How much would it cost to colorize a movie with a fork of this?

NBJack · on Aug 3, 2023

I think the bigger question is would it be stable enough. Many SD like models struggle with consistency across multiple images (i.e. frames) even when content doesn't change much. Would he a cool problem to see tackled.

erwannmillon · on Aug 3, 2023

temporal coherence is def an issue with these types of models, though I haven't tested it out with ColorDiffusion. Assuming you're not doing anything autoregressive (from frame to frame) to do temporal coherence, you can also parallelize the colorization of each frame, which would affect cost.

Tbh most cost effective would be a conditional GAN though

lajamerr · on Aug 3, 2023

Change up the model. That allows it to see previous frames and 1-2 future frames.

Then train the model on movies that are color and then turn them black and white.

That way you can train temporal coherence.

leetharris · on Aug 3, 2023

Quick math:

24 frames per second * 60 seconds per minute * 90 minute movie length = 129600 frames

If you could get cost to a penny per frame, about $13k? But I'd bet you could easily get it an order of magnitude less in terms of cost. So $1500 or so?

And that's assuming you do 100% of frames and don't have any clever tricks there.

caturopath · on Aug 3, 2023

I'm willing to bet that if you just treated each frame as an image, it would result in some weird stuff when you played them as a movie.

> penny per frame

Where did this come from?

leetharris · on Aug 3, 2023

I do lots of large scale ML work, this was just sort of a random educated "order of magnitude" guess.

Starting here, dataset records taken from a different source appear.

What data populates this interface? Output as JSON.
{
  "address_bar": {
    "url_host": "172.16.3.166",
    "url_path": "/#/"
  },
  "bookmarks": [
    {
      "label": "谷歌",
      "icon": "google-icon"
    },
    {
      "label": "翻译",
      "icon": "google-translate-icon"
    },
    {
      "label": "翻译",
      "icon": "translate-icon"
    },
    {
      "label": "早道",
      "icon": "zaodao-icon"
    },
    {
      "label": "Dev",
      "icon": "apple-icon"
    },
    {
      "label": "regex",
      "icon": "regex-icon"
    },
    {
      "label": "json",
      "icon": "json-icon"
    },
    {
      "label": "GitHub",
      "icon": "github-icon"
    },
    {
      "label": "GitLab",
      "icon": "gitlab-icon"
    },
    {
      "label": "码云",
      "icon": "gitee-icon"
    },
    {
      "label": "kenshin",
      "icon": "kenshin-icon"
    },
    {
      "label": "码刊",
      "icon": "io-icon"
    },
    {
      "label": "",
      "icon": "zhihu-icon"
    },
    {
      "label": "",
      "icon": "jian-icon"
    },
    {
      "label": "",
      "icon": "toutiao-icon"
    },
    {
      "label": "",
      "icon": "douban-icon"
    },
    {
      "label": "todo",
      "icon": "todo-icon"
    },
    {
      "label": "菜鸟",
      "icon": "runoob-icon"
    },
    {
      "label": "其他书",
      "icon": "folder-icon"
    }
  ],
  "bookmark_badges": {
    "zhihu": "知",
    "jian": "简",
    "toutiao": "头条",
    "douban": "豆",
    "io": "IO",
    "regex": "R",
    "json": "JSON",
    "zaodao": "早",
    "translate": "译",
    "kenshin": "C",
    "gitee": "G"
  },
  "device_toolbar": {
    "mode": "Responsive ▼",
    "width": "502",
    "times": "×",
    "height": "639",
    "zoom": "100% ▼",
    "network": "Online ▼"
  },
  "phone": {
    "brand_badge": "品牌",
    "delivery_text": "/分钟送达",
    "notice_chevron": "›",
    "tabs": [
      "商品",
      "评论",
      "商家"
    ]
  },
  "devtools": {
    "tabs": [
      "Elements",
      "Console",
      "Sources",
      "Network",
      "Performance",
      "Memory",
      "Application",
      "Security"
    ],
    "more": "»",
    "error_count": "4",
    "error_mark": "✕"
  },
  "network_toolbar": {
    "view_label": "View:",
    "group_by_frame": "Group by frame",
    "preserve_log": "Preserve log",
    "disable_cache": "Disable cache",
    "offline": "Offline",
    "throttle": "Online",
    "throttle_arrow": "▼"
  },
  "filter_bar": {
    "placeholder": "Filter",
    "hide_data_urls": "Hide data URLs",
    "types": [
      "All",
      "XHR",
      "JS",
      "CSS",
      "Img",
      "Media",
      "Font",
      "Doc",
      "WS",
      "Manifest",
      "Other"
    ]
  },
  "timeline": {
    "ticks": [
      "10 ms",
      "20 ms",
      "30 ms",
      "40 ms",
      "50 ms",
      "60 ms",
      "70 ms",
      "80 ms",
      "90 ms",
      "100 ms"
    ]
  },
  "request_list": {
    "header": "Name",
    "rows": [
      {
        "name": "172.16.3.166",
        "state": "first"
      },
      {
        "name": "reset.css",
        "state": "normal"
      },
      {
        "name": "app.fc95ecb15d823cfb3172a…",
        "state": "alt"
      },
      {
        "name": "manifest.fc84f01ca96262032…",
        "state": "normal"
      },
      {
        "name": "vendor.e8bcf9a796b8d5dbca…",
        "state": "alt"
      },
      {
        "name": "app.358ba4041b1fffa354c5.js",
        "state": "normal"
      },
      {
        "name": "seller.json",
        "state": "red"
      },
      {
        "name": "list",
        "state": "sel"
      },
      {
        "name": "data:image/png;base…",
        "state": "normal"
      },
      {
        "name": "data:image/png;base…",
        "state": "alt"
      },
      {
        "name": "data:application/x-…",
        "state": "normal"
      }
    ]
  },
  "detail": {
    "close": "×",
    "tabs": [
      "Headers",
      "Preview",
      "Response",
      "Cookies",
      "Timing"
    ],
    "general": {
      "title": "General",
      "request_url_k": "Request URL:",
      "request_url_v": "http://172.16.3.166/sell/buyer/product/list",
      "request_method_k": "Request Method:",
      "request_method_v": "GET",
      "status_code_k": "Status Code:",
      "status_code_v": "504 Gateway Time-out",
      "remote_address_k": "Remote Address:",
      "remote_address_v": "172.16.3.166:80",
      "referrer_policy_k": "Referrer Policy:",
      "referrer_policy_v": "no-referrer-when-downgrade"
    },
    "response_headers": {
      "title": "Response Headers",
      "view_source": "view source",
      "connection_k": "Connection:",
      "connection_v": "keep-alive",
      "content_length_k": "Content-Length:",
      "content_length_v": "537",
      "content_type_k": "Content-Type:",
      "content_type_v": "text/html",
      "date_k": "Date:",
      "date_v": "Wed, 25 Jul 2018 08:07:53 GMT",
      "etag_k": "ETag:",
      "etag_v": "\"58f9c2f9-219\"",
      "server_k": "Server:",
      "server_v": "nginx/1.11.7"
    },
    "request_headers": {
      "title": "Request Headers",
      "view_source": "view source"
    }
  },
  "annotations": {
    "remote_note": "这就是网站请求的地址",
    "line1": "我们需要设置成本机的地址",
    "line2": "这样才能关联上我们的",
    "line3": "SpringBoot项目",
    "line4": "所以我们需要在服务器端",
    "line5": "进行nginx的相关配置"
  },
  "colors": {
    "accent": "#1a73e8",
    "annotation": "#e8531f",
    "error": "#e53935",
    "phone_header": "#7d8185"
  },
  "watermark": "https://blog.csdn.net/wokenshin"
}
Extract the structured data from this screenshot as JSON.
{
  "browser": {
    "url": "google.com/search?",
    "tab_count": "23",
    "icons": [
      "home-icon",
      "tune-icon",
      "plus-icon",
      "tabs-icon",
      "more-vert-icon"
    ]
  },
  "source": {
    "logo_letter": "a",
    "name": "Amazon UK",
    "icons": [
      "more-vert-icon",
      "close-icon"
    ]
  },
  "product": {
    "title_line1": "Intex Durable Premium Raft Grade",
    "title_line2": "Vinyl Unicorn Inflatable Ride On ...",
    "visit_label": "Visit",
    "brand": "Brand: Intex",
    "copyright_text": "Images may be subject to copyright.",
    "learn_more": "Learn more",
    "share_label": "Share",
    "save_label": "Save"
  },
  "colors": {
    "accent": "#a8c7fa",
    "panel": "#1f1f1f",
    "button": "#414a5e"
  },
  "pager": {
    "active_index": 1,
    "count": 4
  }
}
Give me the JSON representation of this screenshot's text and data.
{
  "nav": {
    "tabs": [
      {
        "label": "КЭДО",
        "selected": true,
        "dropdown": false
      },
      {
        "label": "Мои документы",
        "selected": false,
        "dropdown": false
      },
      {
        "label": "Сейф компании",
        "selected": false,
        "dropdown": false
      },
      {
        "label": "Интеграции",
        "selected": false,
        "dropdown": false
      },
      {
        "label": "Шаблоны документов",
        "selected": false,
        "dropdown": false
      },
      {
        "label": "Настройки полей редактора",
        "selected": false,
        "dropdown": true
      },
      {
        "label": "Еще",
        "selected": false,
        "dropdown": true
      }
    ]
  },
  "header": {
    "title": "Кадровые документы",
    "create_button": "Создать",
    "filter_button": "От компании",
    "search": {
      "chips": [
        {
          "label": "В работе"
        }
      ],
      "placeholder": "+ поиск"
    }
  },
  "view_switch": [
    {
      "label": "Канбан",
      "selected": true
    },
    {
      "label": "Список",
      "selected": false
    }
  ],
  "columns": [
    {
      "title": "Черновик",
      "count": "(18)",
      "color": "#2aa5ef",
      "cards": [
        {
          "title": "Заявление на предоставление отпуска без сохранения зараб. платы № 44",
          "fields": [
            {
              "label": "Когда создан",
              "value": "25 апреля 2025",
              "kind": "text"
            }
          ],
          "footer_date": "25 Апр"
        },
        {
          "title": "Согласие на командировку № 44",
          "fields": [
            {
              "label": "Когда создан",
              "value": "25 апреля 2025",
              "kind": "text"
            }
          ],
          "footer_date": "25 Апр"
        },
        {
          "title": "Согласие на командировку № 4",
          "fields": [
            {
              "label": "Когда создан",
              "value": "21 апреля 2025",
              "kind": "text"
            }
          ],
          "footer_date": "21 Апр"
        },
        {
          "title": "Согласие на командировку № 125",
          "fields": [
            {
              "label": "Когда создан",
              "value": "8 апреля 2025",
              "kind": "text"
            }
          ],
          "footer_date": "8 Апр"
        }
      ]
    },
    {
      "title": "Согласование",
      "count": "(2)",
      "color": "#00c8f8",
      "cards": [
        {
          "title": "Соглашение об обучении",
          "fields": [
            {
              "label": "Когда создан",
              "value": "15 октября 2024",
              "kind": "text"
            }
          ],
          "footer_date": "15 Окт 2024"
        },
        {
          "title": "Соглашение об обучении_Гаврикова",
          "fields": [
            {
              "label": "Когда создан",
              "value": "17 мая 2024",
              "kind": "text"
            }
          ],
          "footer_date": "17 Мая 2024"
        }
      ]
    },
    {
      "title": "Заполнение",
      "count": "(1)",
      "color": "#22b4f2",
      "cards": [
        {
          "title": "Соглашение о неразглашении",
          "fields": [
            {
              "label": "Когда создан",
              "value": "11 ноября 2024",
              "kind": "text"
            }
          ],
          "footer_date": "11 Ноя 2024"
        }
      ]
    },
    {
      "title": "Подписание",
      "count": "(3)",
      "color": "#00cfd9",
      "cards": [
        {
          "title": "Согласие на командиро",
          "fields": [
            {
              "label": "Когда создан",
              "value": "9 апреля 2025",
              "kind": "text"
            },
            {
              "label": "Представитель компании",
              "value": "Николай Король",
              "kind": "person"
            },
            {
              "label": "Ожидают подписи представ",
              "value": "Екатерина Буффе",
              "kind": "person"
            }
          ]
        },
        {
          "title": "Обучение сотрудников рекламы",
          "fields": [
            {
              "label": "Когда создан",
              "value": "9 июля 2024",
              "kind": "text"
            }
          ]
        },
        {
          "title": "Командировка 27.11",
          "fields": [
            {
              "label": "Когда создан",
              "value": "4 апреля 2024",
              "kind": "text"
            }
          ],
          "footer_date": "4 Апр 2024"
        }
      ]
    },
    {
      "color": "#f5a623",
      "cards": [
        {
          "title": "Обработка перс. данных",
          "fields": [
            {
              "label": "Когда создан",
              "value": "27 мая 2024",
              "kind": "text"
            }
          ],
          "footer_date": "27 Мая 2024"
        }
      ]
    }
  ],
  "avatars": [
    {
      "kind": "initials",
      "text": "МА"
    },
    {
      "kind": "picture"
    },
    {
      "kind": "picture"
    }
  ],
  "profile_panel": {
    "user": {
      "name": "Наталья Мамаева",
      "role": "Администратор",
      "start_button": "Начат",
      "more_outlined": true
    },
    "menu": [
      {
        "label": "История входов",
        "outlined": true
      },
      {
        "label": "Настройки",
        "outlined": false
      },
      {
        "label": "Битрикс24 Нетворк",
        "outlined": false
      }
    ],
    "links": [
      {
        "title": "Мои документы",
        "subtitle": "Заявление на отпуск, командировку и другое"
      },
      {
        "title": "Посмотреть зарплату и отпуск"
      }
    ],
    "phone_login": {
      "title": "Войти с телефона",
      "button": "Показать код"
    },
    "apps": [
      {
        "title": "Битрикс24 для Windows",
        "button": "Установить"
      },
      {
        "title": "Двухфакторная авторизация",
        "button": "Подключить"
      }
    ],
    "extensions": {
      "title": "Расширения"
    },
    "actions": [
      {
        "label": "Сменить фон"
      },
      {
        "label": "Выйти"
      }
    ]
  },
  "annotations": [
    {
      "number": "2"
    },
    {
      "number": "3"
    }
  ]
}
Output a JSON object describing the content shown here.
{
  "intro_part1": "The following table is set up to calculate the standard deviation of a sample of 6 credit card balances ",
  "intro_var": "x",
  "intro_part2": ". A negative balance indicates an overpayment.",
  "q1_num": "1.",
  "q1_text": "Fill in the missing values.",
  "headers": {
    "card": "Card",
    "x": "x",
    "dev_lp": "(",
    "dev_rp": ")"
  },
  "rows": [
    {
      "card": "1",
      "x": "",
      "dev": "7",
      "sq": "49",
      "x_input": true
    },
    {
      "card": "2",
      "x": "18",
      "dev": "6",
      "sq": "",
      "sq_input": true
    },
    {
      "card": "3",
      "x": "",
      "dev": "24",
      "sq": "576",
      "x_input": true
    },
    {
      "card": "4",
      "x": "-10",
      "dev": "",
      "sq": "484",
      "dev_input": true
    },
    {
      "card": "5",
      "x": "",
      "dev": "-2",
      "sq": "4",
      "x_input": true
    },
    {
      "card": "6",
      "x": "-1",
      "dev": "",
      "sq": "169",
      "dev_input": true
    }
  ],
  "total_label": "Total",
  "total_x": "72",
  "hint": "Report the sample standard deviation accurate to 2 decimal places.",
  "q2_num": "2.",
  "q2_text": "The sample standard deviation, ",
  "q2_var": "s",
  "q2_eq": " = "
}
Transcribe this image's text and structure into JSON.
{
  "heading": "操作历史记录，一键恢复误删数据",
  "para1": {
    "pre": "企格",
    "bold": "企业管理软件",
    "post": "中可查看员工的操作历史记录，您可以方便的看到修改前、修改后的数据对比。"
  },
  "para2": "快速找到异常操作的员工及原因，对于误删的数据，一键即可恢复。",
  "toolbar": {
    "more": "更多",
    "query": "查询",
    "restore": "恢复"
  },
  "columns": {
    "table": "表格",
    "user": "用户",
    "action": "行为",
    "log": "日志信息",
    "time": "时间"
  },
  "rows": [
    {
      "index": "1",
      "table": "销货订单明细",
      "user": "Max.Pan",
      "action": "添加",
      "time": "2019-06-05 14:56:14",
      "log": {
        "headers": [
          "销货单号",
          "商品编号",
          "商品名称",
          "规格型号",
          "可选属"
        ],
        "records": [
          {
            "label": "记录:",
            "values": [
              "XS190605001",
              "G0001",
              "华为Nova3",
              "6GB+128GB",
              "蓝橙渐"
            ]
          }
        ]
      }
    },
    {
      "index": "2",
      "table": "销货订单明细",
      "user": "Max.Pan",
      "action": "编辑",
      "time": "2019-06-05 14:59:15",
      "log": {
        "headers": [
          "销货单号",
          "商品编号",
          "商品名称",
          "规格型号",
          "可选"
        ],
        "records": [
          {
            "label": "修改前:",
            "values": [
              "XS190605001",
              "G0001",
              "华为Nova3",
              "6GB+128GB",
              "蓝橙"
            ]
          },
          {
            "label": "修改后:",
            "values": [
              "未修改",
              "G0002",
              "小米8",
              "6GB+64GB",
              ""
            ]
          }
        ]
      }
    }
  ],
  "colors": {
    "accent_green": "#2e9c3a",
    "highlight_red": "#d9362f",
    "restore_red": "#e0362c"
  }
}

syntaxing · on Aug 3, 2023

Seems like a pretty reasonable estimate, if it cost about $2 a hour to rent a decent GPU, that’s 18s per penny which sounds pretty doable to run one frame.

erwannmillon · on Aug 4, 2023

Think inference time was on the order of 4-5seconds per image on a v100, which you can rent for like .80 cents an hour, though you can get way better gpus like a100s for ~1.1 usd/h now. But ofc this is at 64px res in pixel space.

If you wanted to do this at high res, you would definitely use a latent diffusion model. The autoencoder is almost free to run, and reduces the dimensionality of high res images significantly, which makes it a lot cheaper to run the autoregressive diffusion model for multiple steps.